Real-World Case Studies

Three detailed examples: personal research, academic review, and business analysis

Example 1: AI Coding Tools ROI Decision

Context: Deciding whether to invest in AI coding tools for a development team.

Research Question (v1.2):

"What is the measured productivity impact of AI coding assistants (GitHub Copilot, Tabnine, Cursor) on professional software developers, based on quantitative studies from 2022-2025?"

Workflow Timeline:

Stage 1 (Clarify) took 12 minutes—the initial question was too broad: "Are AI coding tools worth it?" Stage 2 (Collect) took 18 minutes and found 24 papers. Stage 3 (Extract) took 25 minutes, processing papers in batches of 6. Stage 4 (Synthesize) took 8 minutes. Stage 5 (Write) took 15 minutes. Total time: 78 minutes.

Output:

The final synthesis was 2,400 words with 24 citations (18 peer-reviewed papers, 4 industry reports, 2 pre-prints). Key finding: 30-55% productivity improvement for code generation tasks, 15-25% for overall development workflow. Decision made: Invested in tools. ROI achieved in 6 weeks.

What Made It Work:

The narrow scope focused specifically on coding rather than "all AI tools," which kept the research manageable and actionable. The quantitative focus sought numbers rather than opinions, providing concrete data for decision-making. The practical outcome meant this informed a real business decision with measurable results. By limiting the scope to productivity metrics for professional developers, the researcher avoided getting lost in broader debates about AI's role in software development. The specificity of the question led directly to actionable insights that justified the investment decision.

Example 2: Algorithmic Management Literature Review

Context: Research paper on algorithmic management for an academic publication.

Research Question (v1.2):

"What are the documented impacts of algorithmic management systems on worker autonomy, job satisfaction, and turnover, based on empirical studies across industries?"

Workflow Timeline:

Stage 1 (Clarify) took 15 minutes working collaboratively to refine from "how do algorithms affect workers?" Stage 2 (Collect) took 22 minutes and found 31 papers. Stage 3 (Extract) took 35 minutes with the researcher reviewing each extraction for accuracy. Stage 4 (Synthesize) took 12 minutes. Stage 5 (Write) took 20 minutes. Quality control added 30 minutes for an additional verification pass. Total time: 2 hours 14 minutes (longer due to academic rigor requirements).

Output:

The literature review was 4,100 words with 31 citations (all peer-reviewed). It was organized by outcome variable (autonomy, satisfaction, turnover) and incorporated into the paper's introduction and related work sections.

What Made It Work:

The researcher did the critical evaluation while AI did the extraction, creating an effective division of labor that leveraged both human expertise and computational efficiency. An extra verification pass ensured citation accuracy, which is essential for academic publications where citation errors can undermine credibility. Thematic organization by outcome variable made writing easier by creating natural sections that aligned with the paper's analytical framework. The collaborative approach meant the researcher maintained intellectual control while delegating time-consuming extraction tasks. This balance between automation and human oversight produced a literature review that met rigorous academic standards while saving substantial time.

Researcher Feedback:

"This would have taken me two weeks. We did it in an afternoon. And honestly, it's more comprehensive than I would have done manually because I wouldn't have had the patience to read 31 papers."

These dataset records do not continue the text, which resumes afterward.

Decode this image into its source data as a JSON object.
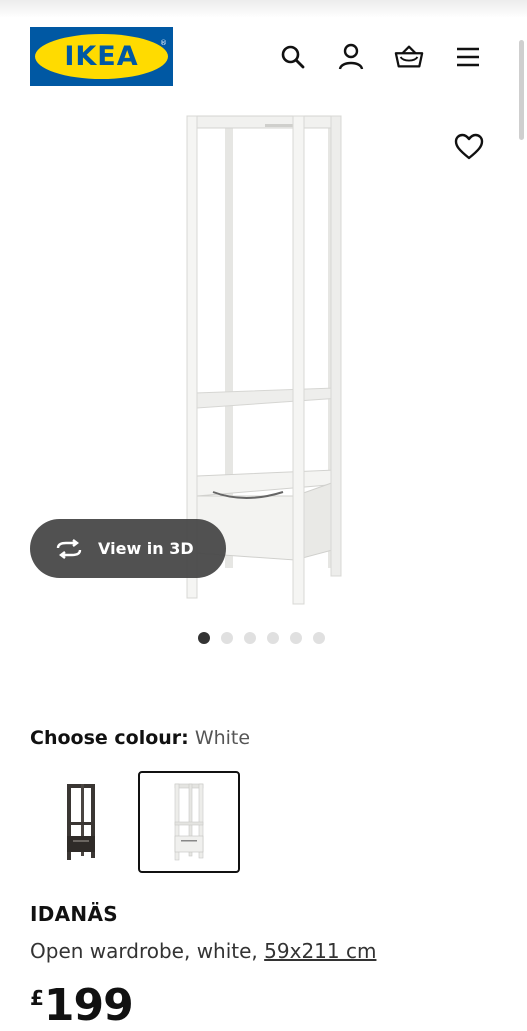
{
  "header": {
    "logo_text": "IKEA",
    "logo_trademark": "®",
    "icons": [
      "search-icon",
      "user-icon",
      "basket-icon",
      "menu-icon"
    ]
  },
  "gallery": {
    "view_3d_label": "View in 3D",
    "dots_count": 6,
    "active_dot": 0
  },
  "colour": {
    "label": "Choose colour:",
    "value": "White",
    "swatches": [
      {
        "name": "dark-brown",
        "color": "#3a3633",
        "selected": false
      },
      {
        "name": "white",
        "color": "#ececea",
        "selected": true
      }
    ]
  },
  "product": {
    "name": "IDANÄS",
    "description": "Open wardrobe, white,",
    "size_link": "59x211 cm",
    "currency": "£",
    "price": "199"
  },
  "colors": {
    "ikea_blue": "#0058a3",
    "ikea_yellow": "#ffdb00",
    "pill_bg": "#484848"
  }
}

Example 3: SaaS Market Competitive Analysis

Context: SaaS product launch requiring market landscape understanding.

Research Question (v1.2):

"What AI-powered sales automation tools launched in 2023-2024, what features do they offer, how are they priced, and what do early user reviews say about effectiveness?"

Workflow Timeline:

Stage 1 (Clarify) took 8 minutes. Stage 2 (Collect) took 20 minutes using Product Hunt, G2, Crunchbase, and tech blogs. Stage 3 (Extract) took 18 minutes (shorter because sources were blog posts rather than academic papers). Stage 4 (Synthesize) took 15 minutes building a comparison matrix. Stage 5 (Write) took 10 minutes. Total time: 71 minutes.

Output:

The market analysis was 1,800 words analyzing 15 competitors. It included a feature comparison matrix (12 dimensions), pricing analysis ($49-$499/month range), and gap analysis identifying features underserved by existing tools.

What Made It Work:

Mixed sources included not just academic papers but industry blogs, user reviews, and pricing pages, providing a comprehensive view of the competitive landscape. Structured extraction applied the same questions to each competitor, ensuring consistent analysis across all 15 tools and making comparison straightforward. The deliverable was a decision matrix rather than an essay, which better served the business context where quick comparison and decision-making were priorities. By combining quantitative data (pricing, feature counts) with qualitative insights (user reviews), the analysis provided both breadth and depth. The focus on recent launches (2023-2024) ensured the analysis reflected current market dynamics rather than outdated information.

Outcome:

The entrepreneur identified an underserved niche, pivoted product positioning, and launched successfully.